Demain, une quatorzième journée de mobilisation intersyndicale se tiendra contre la réforme des retraites. Comment cela résonne avec ton livre ?

Le livre est engagé, mais c’est un travail de journaliste. On est parti chez des gens et on a ouvert les guillemets. Ce n’est pas un livre de politique ni de militant. Dans les histoires, on ne prend jamais à partie le gouvernement.

Dans la période que l’on vient de traverser, qui était violente, tendue, mais aussi joyeuse avec quelques manifs, plusieurs choses restent. La presse a beaucoup traité le sujet, il y a eu des podcasts, des manifs et je pense que le livre s’inscrit dedans. Il raconte cette période. Mais, je ne sais pas comment elle va se terminer.

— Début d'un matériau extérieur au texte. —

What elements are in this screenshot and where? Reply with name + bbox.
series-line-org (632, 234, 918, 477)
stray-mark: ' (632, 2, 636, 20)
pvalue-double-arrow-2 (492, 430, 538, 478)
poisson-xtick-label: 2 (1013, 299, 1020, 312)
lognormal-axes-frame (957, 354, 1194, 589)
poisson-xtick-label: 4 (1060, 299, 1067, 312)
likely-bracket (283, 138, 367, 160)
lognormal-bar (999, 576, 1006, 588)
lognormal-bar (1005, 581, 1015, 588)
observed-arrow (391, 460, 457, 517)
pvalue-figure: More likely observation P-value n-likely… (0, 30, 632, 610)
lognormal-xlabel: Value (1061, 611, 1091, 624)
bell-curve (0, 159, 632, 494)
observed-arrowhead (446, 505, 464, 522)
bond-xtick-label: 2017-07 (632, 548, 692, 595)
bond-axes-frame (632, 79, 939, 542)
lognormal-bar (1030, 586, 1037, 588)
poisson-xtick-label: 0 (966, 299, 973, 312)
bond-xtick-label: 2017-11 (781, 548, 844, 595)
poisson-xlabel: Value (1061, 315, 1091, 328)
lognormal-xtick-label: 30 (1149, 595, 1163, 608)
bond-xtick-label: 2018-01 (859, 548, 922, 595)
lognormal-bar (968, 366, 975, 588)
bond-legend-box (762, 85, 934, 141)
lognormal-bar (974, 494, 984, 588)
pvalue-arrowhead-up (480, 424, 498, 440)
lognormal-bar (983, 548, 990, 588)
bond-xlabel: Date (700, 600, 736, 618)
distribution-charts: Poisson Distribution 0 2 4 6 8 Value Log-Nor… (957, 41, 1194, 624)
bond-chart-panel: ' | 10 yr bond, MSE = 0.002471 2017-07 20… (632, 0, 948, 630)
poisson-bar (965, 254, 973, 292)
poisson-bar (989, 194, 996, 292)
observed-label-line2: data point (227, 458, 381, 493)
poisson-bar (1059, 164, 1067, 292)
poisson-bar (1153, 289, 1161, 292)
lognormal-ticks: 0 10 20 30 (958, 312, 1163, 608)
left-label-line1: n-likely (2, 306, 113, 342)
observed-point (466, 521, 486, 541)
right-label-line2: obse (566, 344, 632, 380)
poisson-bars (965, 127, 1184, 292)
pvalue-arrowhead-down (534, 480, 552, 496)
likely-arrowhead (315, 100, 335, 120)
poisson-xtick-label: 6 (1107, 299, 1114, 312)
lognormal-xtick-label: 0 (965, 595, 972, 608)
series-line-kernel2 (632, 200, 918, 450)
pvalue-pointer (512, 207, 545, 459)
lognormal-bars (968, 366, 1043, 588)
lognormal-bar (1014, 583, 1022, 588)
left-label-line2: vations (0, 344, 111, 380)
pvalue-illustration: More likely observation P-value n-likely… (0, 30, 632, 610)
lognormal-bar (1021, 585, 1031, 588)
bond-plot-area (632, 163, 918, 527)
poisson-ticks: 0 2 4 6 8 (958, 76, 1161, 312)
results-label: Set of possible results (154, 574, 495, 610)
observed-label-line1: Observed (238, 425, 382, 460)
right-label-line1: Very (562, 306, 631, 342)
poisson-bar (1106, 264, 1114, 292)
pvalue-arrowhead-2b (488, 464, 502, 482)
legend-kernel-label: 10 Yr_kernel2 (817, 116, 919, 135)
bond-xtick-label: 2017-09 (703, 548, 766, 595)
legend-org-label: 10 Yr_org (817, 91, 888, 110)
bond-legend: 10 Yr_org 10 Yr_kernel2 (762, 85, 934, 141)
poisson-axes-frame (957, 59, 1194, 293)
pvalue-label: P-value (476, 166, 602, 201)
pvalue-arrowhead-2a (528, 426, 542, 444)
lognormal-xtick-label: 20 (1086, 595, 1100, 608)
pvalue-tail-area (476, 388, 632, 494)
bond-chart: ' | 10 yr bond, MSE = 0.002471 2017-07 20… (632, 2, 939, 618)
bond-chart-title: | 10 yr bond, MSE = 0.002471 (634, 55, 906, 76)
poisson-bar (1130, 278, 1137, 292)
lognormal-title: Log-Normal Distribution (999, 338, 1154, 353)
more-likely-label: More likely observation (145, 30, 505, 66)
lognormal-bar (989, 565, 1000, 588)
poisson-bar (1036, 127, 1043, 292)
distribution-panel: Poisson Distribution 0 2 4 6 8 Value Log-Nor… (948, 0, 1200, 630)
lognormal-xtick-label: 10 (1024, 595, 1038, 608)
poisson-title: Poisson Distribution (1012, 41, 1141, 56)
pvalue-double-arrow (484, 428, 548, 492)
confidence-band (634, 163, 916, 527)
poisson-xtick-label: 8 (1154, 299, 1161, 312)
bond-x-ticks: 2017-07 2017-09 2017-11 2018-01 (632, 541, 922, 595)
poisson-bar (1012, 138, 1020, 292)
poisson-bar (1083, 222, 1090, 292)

La colère et les grandes manifs ne partent pas du jour au lendemain

Demain sera sûrement la dernière manifestation, la loi est passée. Mais, on ne passe pas à autre chose pour autant. Ce qu’on a vécu est très important. La colère et les grandes manifs ne partent pas du jour au lendemain.

S’il n’y a pas beaucoup de monde demain, on s’en fout. Il y a un truc qui s’est passé pendant des mois et ça restera quoi qu’il arrive. Avec ce livre, on a voulu, à notre manière, écrire durant la période des histoires de vie simple. Pour montrer ceux qui souffrent et ceux pour qui les gens ont manifesté.